The authors advocate rethinking how carmakers design and build electric vehicles, providing detailed examples. Their prediction: EVs may reach cost parity with and become equally—or even more—profitable as ICE vehicles by around 2025.

The Holy Grail of Data Privacy

The challenge facing data privacy is how a company can glean insights from the patterns they find in large data sets – without revealing the private, personal nature of the data. Solving this problem of analytics without decryption has long been considered the holy grail of data privacy. Now Duality, an encryption startup, has pioneered an approach to “homomorphic encryption” that would allow companies to keep their data fully encrypted and still find patterns in it. FastCompany asked the company’s co-founder to explain the technology:

Imagine that you’ve put your data inside a box to protect it. You’re the only one who has the key. With homomorphic encryption, you can then give the box to someone else, and they can put their hands in with their eyes closed. That person can shuffle around the numbers inside without ever seeing them. It means the entity doing the math doesn’t ever see the data, doesn’t see the answers but can employ the computations.
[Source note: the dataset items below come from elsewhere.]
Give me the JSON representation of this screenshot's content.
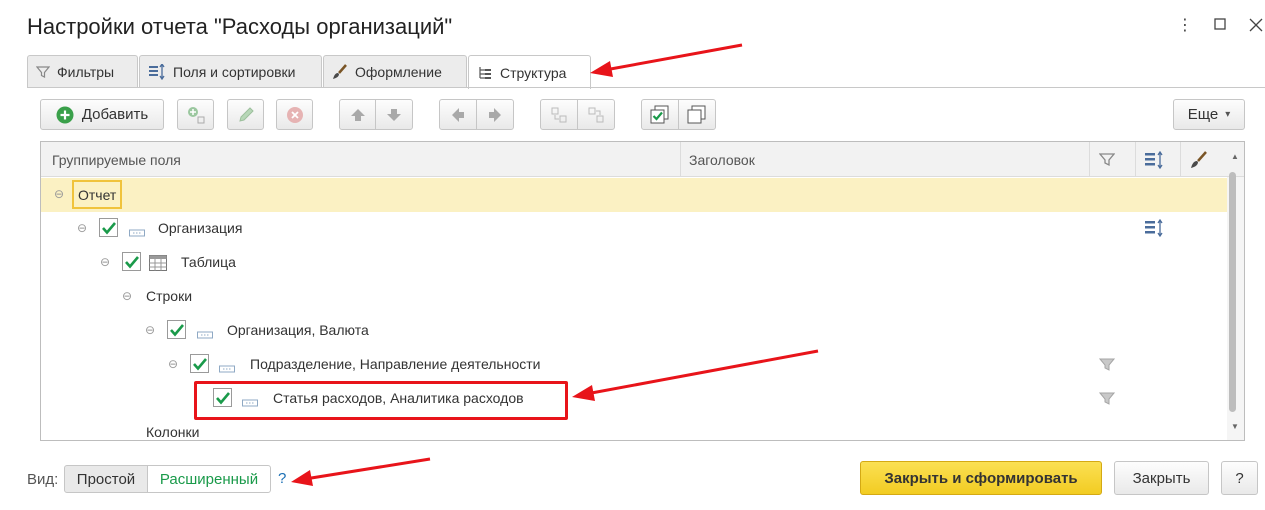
{
  "window": {
    "title": "Настройки отчета \"Расходы организаций\"",
    "controls": [
      "more-vertical-icon",
      "maximize-icon",
      "close-icon"
    ]
  },
  "tabs": [
    {
      "label": "Фильтры",
      "icon": "filter-icon"
    },
    {
      "label": "Поля и сортировки",
      "icon": "fields-sort-icon"
    },
    {
      "label": "Оформление",
      "icon": "brush-icon"
    },
    {
      "label": "Структура",
      "icon": "structure-icon",
      "active": true
    }
  ],
  "toolbar": {
    "add_label": "Добавить",
    "more_label": "Еще",
    "more_arrow": "▾"
  },
  "grid": {
    "columns": {
      "grouped_fields": "Группируемые поля",
      "header": "Заголовок"
    },
    "rows": [
      {
        "label": "Отчет",
        "level": 0,
        "selected": true
      },
      {
        "label": "Организация",
        "level": 1,
        "checked": true,
        "icon": "grouping-icon",
        "sort_marker": true
      },
      {
        "label": "Таблица",
        "level": 2,
        "checked": true,
        "icon": "table-icon"
      },
      {
        "label": "Строки",
        "level": 3
      },
      {
        "label": "Организация, Валюта",
        "level": 4,
        "checked": true,
        "icon": "grouping-icon"
      },
      {
        "label": "Подразделение, Направление деятельности",
        "level": 5,
        "checked": true,
        "icon": "grouping-icon",
        "filter_marker": true
      },
      {
        "label": "Статья расходов, Аналитика расходов",
        "level": 6,
        "checked": true,
        "icon": "grouping-icon",
        "filter_marker": true,
        "highlighted": true
      },
      {
        "label": "Колонки",
        "level": 3
      }
    ]
  },
  "footer": {
    "view_label": "Вид:",
    "view_simple": "Простой",
    "view_extended": "Расширенный",
    "help_link": "?",
    "close_and_generate": "Закрыть и сформировать",
    "close": "Закрыть",
    "help_button": "?"
  },
  "colors": {
    "accent_yellow": "#f7d430",
    "check_green": "#1a9a4a",
    "annotation_red": "#e8141a",
    "selected_row": "#fbf1c3"
  }
}
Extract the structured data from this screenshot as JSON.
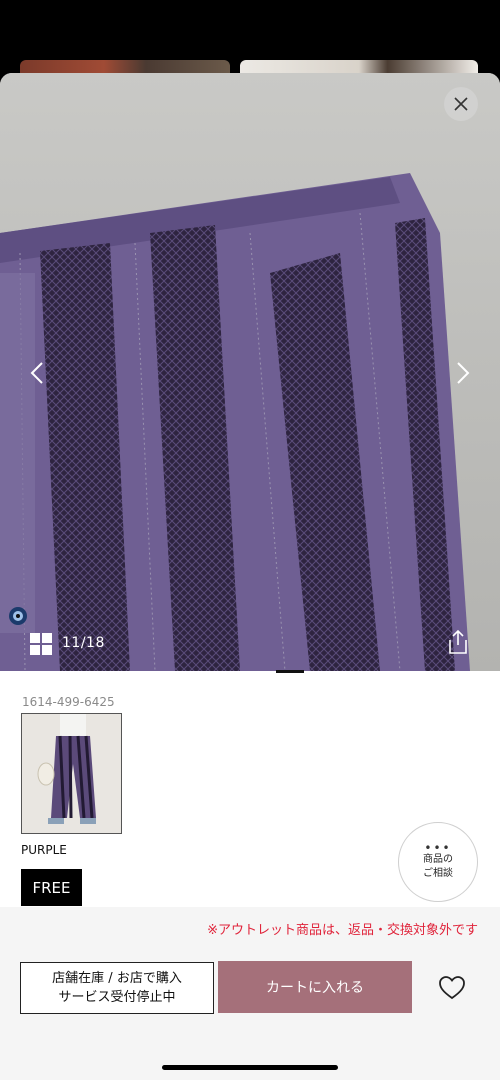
{
  "gallery": {
    "counter": "11/18",
    "close_icon": "close-icon",
    "prev_icon": "chevron-left-icon",
    "next_icon": "chevron-right-icon",
    "grid_icon": "grid-icon",
    "share_icon": "share-icon"
  },
  "product": {
    "sku": "1614-499-6425",
    "color_name": "PURPLE",
    "size": "FREE",
    "colors": {
      "garment": "#6f5f93",
      "stripe": "#2e2440"
    }
  },
  "consult": {
    "label_line1": "商品の",
    "label_line2": "ご相談"
  },
  "bottom": {
    "notice": "※アウトレット商品は、返品・交換対象外です",
    "store_line1": "店舗在庫 / お店で購入",
    "store_line2": "サービス受付停止中",
    "cart_label": "カートに入れる",
    "cart_color": "#a5707a",
    "favorite_icon": "heart-icon"
  }
}
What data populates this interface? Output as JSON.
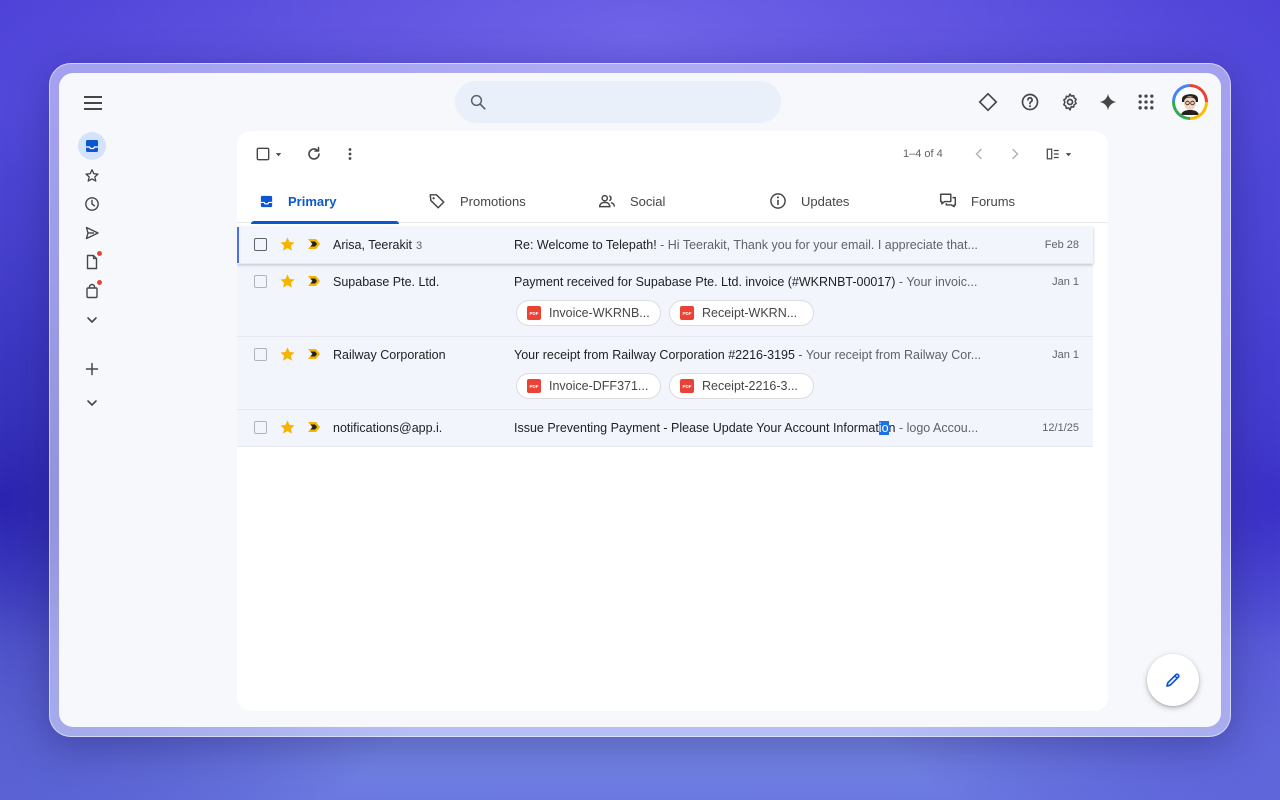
{
  "search": {
    "placeholder": ""
  },
  "pager": {
    "text": "1–4 of 4"
  },
  "tabs": [
    {
      "label": "Primary"
    },
    {
      "label": "Promotions"
    },
    {
      "label": "Social"
    },
    {
      "label": "Updates"
    },
    {
      "label": "Forums"
    }
  ],
  "emails": [
    {
      "sender": "Arisa, Teerakit",
      "count": "3",
      "subject": "Re: Welcome to Telepath!",
      "snippet": " - Hi Teerakit, Thank you for your email. I appreciate that...",
      "date": "Feb 28"
    },
    {
      "sender": "Supabase Pte. Ltd.",
      "subject": "Payment received for Supabase Pte. Ltd. invoice (#WKRNBT-00017)",
      "snippet": " - Your invoic...",
      "date": "Jan 1",
      "attachments": [
        "Invoice-WKRNB...",
        "Receipt-WKRN..."
      ]
    },
    {
      "sender": "Railway Corporation",
      "subject": "Your receipt from Railway Corporation #2216-3195",
      "snippet": " - Your receipt from Railway Cor...",
      "date": "Jan 1",
      "attachments": [
        "Invoice-DFF371...",
        "Receipt-2216-3..."
      ]
    },
    {
      "sender": "notifications@app.i.",
      "subject_pre": "Issue Preventing Payment - Please Update Your Account Informat",
      "subject_hl": "io",
      "subject_post": "n",
      "snippet": " - logo Accou...",
      "date": "12/1/25"
    }
  ],
  "attachment_icon": "PDF",
  "colors": {
    "accent": "#0b57d0",
    "star": "#f4b400",
    "badge": "#ea4335"
  }
}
How a Defense Contractor Builds Cyber-Resilience

Focus on people, the best defense – and biggest vulnerability – in every organization, says Raytheon CEO and G100 member Tom Kennedy. In a recent interview, Kennedy explains how leaders cultivate a culture of shared risk and why training for cyber-awareness delivers high ROI:

Getting employees to become part of the solution needs to be communicated through education. … Since increased training not only lowers the risk that employees will unknowingly facilitate breaches, but that when bad things do happen, they know how to respond to minimize the impact. Good training brings to life the dangers of bending rules and how to be alert for malicious insiders.